I do think a lot of it is normal obsession with screens etc, but is it normal to have to do this for every thing?

OP posts:
JiltedJohnsJulie · 30/01/2021 13:29

Sounds like a normal day in our house Grin

babygrootandstarlord · 30/01/2021 17:06

Just wanted to say that while it could very well be ADHD some chronic sleep deprivation presents with very similar behaviours. DD was the same as yours, couldn't sleep through the night for years and years, would be up again after 2 or 3 hours a night, etc.

We were having her assessed for ADHD and were convinced she had it (her dad does). But we saw a sleep specialist at the same time (about age 11) and he was able to get her sleep on a normal (ish) routine - OMG the difference was amazing!!! The ADHD behaviours were almost all resolved.

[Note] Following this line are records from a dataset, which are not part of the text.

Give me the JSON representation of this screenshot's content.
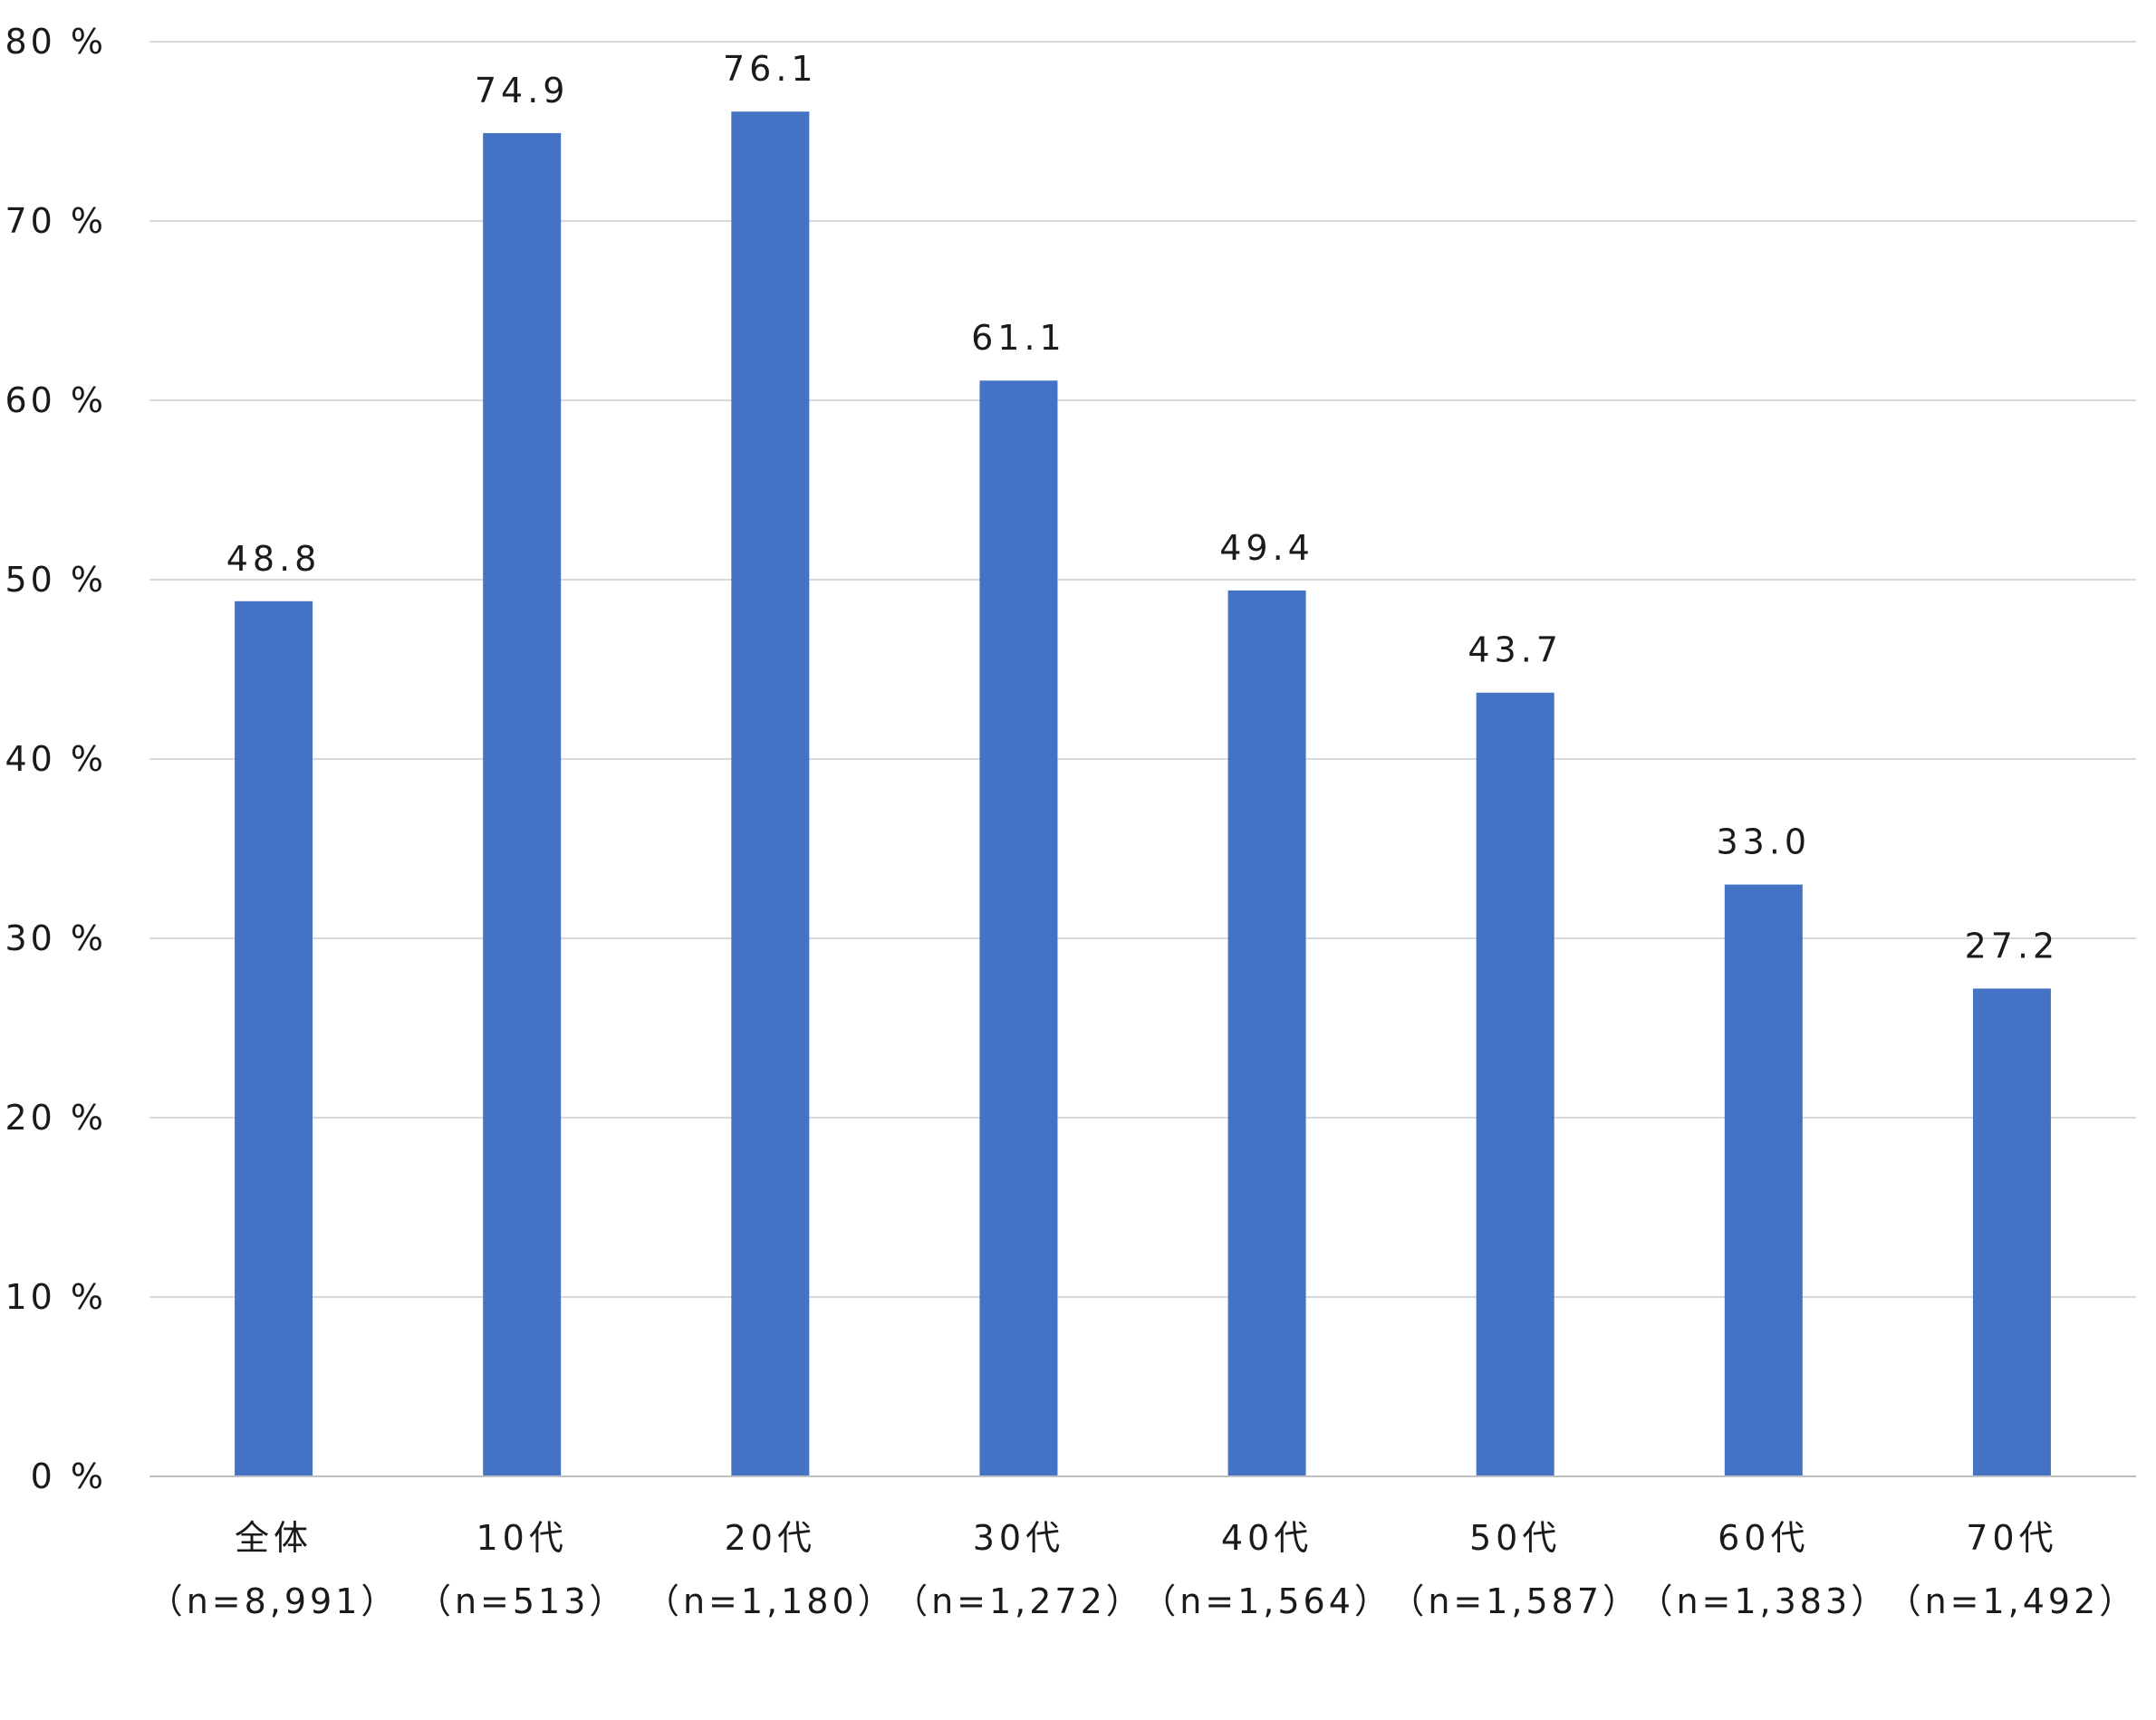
{
  "chart_data": {
    "type": "bar",
    "title": "",
    "xlabel": "",
    "ylabel": "",
    "ylim": [
      0,
      80
    ],
    "yticks": [
      0,
      10,
      20,
      30,
      40,
      50,
      60,
      70,
      80
    ],
    "ytick_labels": [
      "0 %",
      "10 %",
      "20 %",
      "30 %",
      "40 %",
      "50 %",
      "60 %",
      "70 %",
      "80 %"
    ],
    "categories": [
      "全体",
      "10代",
      "20代",
      "30代",
      "40代",
      "50代",
      "60代",
      "70代"
    ],
    "sample_sizes": [
      "（n=8,991）",
      "（n=513）",
      "（n=1,180）",
      "（n=1,272）",
      "（n=1,564）",
      "（n=1,587）",
      "（n=1,383）",
      "（n=1,492）"
    ],
    "values": [
      48.8,
      74.9,
      76.1,
      61.1,
      49.4,
      43.7,
      33.0,
      27.2
    ],
    "data_labels": [
      "48.8",
      "74.9",
      "76.1",
      "61.1",
      "49.4",
      "43.7",
      "33.0",
      "27.2"
    ],
    "bar_color": "#4472C4",
    "grid": true,
    "gridline_color": "#d9d9d9",
    "legend": "none"
  }
}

During lockdown it worsened a bit because she wasn't on the normal routine which affected her sleep and some of the behaviours came right back. Fixed again once we put some effort into doing what the specialist recommended.

I don't want to discount that your daughter could have ADHD and I definitely think you're doing the right thing getting assessed/strategies but just wanted to mention our experience with the sleep thing. If there's any way you can get a referral to a sleep specialist it would be worth it.

Theghostofchristmasarse · 31/01/2021 20:06

Thanks, I'm going to speak to the GP Monday, see if they can look into the sleep. Lockdown doesn't help...

OP posts:
Indecisivelurcher · 02/02/2021 10:40

Was your GP useful op?

CloudsandTeacups · 19/02/2021 18:08

I'm hoping your GP was helpful OP. The description of your daughter sounds very like the presentation of ADHD in girls that I have seen (it's often misdiagnosed as anxiety, so that might be worth bearing in mind) GP will like asks you to complete a screening questionnaire and may ask you to do a period of 'watchful waiting' often at least a couple of months so definitely worth setting the wheels in motion. Persevere if you get pushed back. You have an incredibly perceptive DD to have joined these dots, so well done to her. You also mentioned in a previous post about other neurodiverse members of the family (I think you said that your ex was possibly on the spectrum?) this would definitely increase the likelihood of your daughter having something like ADHD. Good luck!

RandomMess · 19/02/2021 18:34

My teen was referred for an assessment by the GP end of October and we've just been contacted to start the process.